Re: memory variables (chp. 9 & 10 Learning Perl 3)
by Paladin (Vicar) on Sep 17, 2003 at 22:06 UTC
    First, the backreference is just \1; the last / is part of the m// or s/// operator.

    As for the difference between \1 and $1, the \1 is used within the same regex as the capturing parens, while the $1 is used outside the regex.

    For example, in:

    if (m/(\w+)\1/) { print "Found $1 twice\n"; }
    the \1 matches whatever was matched in the () within the same regex, and the $1 refers to the same matched item, but outside the regex.

    Hope this clears it up a bit.

Re: memory variables (chp. 9 & 10 Learning Perl 3)
by Cody Pendant (Prior) on Sep 18, 2003 at 05:47 UTC
    I don't think anyone has pointed out something which I think Sulferic was confused about, that the \1, \2 etc can overlap when there are brackets inside brackets.

    Here's an example:

    $string = 'my name is mister smith'; if($string =~ /(mr\.|mister (\w+))/){ # if the string contains either 'mr.' or # 'mister', then a space, then some word chars # matching for instance 'mister jones' but not # 'hey mister!' print "surname is $2"; # $1 contains the whole thing, $2 just the surname }

    I came up with this one for an auto-html syntax thing.

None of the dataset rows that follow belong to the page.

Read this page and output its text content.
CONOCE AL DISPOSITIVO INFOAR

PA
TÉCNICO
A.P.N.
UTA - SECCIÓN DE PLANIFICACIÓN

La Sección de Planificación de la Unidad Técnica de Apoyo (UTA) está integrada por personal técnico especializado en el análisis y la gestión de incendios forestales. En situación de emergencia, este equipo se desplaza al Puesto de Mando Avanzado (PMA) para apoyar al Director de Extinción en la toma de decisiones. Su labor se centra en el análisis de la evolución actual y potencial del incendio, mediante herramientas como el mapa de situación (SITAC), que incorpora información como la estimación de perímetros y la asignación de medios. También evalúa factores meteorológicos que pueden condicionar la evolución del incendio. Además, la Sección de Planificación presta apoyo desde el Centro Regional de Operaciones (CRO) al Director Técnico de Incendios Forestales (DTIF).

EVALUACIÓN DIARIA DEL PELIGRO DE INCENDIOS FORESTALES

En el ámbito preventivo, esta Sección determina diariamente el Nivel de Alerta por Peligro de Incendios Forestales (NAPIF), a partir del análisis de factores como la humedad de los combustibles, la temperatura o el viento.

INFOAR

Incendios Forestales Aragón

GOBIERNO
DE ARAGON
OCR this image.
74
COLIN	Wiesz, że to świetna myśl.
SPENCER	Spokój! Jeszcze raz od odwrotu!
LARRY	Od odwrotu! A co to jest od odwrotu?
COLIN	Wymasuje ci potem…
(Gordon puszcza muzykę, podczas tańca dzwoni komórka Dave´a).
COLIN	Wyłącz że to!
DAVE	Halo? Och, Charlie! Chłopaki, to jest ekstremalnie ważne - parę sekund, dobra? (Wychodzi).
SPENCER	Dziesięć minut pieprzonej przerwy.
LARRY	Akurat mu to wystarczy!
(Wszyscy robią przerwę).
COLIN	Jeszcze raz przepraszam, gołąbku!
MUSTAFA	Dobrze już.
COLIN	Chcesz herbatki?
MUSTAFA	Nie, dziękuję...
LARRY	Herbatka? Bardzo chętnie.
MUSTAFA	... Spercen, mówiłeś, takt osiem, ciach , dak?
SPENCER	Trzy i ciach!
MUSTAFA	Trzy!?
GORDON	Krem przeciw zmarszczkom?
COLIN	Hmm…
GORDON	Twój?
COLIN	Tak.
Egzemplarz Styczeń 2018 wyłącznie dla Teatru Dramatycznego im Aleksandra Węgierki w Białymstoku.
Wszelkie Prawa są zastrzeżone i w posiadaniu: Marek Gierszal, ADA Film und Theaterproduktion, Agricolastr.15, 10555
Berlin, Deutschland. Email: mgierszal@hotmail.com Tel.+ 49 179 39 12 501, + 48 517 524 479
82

    Paste the URL and put optional link text after it in brackets.

    $text='Learning Perl? http://www.perlmonks.org/ <this> is the place'; $text =~ s!(http://\S+) (\s+<([^>]+)>)? ! defined($3)? qq(<a href="$1">$3</a>): qq(<a href="$1">$1</a>) !gex; print $text;


    ($_='kkvvttuubbooppuuiiffssqqffssmmiibbddllffss') =~y~b-v~a-z~s; print
Re: memory variables (chp. 9 & 10 Learning Perl 3)
by mooseboy (Pilgrim) on Sep 18, 2003 at 03:34 UTC

    As others have said, \1, \2 etc are used inside the pattern, and $1, $2 outside it. But I'm pretty sure of two things: a) you're missing a closing paren in the examples and b) you've reproduced what I assume is a typo in the book (p111 in my copy), where it says 'flintsone' instead of 'flintstone' (no doubt merlyn will correct me if I'm wrong in my assumption ;-). So I presume it should really be:

    /((fred|wilma) (flintstone)) \2/ # could be fred flintstone fred /((fred|wilma) (flintstone)) \1/ # could be fred flintstone fred flint +stone

    HTH, mooseboy

      Assuming that mooseboy is correct, and it is simply that you left out a ")"...
      I do not have a copy of this book on hand, so I do not know the surrounding text, however, this might help to clear things up a bit:
      /((fred|wilma) (flintstone)) \2/ # could be fred flintstone fred /((fred|wilma) (flintstone)) \1/ # could be fred flintstone fred flint +stone /((fred|wilma) (flintstone)) \3/ # could be fred flintstone flintstone
      \1 being what is contained in the first paren encountered (until its' closing paren -which you left out-), in this case will always contain both \2 and \3.
      ((\2)\1(\3))

      cheers, -xtype